@kayahr/wastelib
    Preparing search index...

    @kayahr/wastelib

    wastelib

    A JavaScript library (Written in TypeScript) for reading the assets of the game Wasteland. Can be used in web-based or Node.js applications to easily parse all the images, animations, maps and other game data from the original Wasteland files.

    The library is based on the valuable information gathered by the members of the Wasteland Deconstruction Wiki.

    The Demo shows wastelib in action.

    Install wastelib as a standard NPM dependency:

    npm install @kayahr/wastelib
    

    And then simply import and use it:

    import { Title } from "@kayahr/wastelib";

    const title = Title.fromBlob(titlePicBlob);
    const width = title.getWidth();
    const height = title.getHeight();
    for (let x = 0; x < width; x++) {
    for (let y = 0; y < height; y++) {
    const rgbaPixel = title.getColor(x, y);
    // ...
    }
    }

    Parsing assets

    There are classes for each asset type of the game:

    • Cursors - For parsing the mouse cursor images from the CURS file.
    • Ending - For parsing the end animation from the END.CPA file.
    • Exe - For fetching strings and offsets from the WL.EXE file.
    • Font - For parsing the color font from the COLORF.FNT file.
    • GameMap - For parsing map data from GAME1 and GAME2 files.
    • Portraits - For parsing the portrait animations from the ALLPICS1 and ALLPICS2 files.
    • Savegame - For parsing savegame data from GAME1 and GAME2 files.
    • ShopItemList - For parsing shop item lists from GAME1 and GAME2 files.
    • Sprites - For parsing the sprites from the IC0_9.WLF and MASKS.WLF files.
    • Tilesets - For parsing the tilesets from the ALLHTDS1 and ALLHTDS2 files.
    • Title - For parsing the title image from the TITLE.PIC file.

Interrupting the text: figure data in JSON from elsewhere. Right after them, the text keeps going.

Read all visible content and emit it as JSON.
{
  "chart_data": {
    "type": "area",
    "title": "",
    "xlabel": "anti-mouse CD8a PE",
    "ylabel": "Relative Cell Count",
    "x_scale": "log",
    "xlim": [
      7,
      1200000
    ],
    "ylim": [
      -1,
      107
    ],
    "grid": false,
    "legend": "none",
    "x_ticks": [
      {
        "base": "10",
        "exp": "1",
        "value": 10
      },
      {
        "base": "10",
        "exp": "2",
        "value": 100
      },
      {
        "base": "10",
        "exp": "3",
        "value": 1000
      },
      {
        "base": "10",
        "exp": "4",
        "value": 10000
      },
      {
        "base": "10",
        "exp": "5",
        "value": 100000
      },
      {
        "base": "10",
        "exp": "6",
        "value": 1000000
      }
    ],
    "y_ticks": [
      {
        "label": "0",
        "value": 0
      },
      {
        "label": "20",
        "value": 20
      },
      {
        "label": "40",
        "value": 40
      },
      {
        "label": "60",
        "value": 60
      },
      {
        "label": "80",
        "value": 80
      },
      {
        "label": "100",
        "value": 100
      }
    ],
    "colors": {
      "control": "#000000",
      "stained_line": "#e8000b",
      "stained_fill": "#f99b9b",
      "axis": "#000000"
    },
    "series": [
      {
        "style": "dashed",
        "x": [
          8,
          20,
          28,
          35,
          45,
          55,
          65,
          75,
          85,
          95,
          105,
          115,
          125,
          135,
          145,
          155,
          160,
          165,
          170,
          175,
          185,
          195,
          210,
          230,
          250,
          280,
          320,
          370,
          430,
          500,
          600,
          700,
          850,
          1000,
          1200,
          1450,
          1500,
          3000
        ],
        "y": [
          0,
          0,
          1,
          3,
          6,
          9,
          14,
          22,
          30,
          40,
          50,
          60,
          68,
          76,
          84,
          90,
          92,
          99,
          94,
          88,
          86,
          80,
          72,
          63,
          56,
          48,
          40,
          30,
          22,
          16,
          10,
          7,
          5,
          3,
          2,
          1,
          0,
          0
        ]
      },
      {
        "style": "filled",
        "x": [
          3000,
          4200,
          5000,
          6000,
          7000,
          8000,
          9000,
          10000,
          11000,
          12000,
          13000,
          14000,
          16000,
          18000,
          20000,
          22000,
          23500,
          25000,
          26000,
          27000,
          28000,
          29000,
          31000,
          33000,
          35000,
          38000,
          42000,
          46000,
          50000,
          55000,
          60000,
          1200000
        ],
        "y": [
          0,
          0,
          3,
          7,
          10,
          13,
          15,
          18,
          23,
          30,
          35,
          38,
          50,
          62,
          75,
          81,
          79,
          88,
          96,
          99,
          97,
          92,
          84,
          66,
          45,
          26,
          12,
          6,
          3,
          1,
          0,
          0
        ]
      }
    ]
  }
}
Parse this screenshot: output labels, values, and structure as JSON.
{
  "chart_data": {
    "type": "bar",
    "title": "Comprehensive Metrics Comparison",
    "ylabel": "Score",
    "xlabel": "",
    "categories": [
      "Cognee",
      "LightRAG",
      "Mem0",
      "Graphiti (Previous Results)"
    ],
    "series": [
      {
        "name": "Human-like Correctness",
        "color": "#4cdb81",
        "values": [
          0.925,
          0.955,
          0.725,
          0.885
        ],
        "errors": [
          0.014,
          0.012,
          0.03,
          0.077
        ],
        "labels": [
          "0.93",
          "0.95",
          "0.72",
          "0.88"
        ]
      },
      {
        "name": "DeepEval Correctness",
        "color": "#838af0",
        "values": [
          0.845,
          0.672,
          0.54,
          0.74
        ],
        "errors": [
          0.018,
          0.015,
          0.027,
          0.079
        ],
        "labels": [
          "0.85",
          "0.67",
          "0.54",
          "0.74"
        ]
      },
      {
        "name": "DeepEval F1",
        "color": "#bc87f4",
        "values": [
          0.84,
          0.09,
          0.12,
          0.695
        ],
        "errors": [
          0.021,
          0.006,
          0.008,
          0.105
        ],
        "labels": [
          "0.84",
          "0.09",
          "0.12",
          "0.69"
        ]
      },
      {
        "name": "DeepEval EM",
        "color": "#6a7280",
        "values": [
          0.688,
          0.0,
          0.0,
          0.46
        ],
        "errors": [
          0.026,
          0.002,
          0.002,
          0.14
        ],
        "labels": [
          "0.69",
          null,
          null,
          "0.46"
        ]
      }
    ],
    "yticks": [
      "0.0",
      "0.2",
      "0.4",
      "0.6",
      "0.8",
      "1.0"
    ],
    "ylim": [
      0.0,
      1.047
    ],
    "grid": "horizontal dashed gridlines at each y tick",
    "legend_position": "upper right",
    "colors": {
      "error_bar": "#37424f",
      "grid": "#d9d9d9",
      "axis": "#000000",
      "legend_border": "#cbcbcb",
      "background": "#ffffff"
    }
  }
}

    There are always two types of static methods to parse the files:

    • The synchronous fromArray() method (or fromArrays() if data is read from multiple files) simply reads the data from a Uint8Array. How you fetched the data from the corresponding game files is up to you. In a browser you might want to fetch the data via HTTPS, while in Node.js you might want to read the files with readFile.
    • The asynchronous fromBlob() method (or fromBlobs() if data is read from multiple files) can be used with Blob or File objects which can for example be created by a file selector in the browser or with openAsBlob in Node.js.

    wastelib is also able to read the text paragraphs from the file paragraphs.bin shipped by the modernized game release Wasteland 1 - The Original Classic.

    Here is a small Node.js example:

    import { readParagraphs } from "@kayahr/wastelib";
    import { open } from "node:fs/promises";

    const file = await open("paragraphs.bin");
    const paragraphs = await readParagraphs(file);
    console.log(paragraphs[130]);

    The file handle passed to readParagraphs is a minimal interface with just one simple read method which Node.js' FileHandle type already implements. When using readParagraphs in a browser (very unlikely because this file is a whooping 19 MiB) then this minimal interface must be implemented manually.

    There are lots of OCR errors in paragraphs.bin and messed up line breaks. The OCR errors are automatically corrected and the line breaks are normalized and corrected as well, so each line in a paragraph represents a single continuous text block to allow dynamic line wrapping, paragraph spacing and indentation.

    wastelib uses the Canvas API for generating image output but the API is build to not depend on a specific canvas implementation. So in a browser you can use the built-in canvas implementation and in Node.js you can use node-canvas instead.

    Browser:

    import { Title } from "@kayahr/wastelib";

    const title = await Title.fromBlob(await (await fetch("title.pic")).blob());
    const canvas = title.toCanvas(document.createElement("canvas"));
    document.appendChild(canvas);

    Node.js:

    import { Title } from "@kayahr/wastelib";
    import { createCanvas } from "canvas";
    import { readFile, writeFile } from "node:fs/promises";

    const title = await Title.fromArray(await readFile("title.pic"));
    const canvas = title.toCanvas(createCanvas(0, 0));
    await writeFile("/tmp/title.png", canvas.toBuffer());

    So you always create an empty canvas object yourself (initial size doesn't matter) and pass it to the toCanvas() method which then fills the canvas with the image and returns it.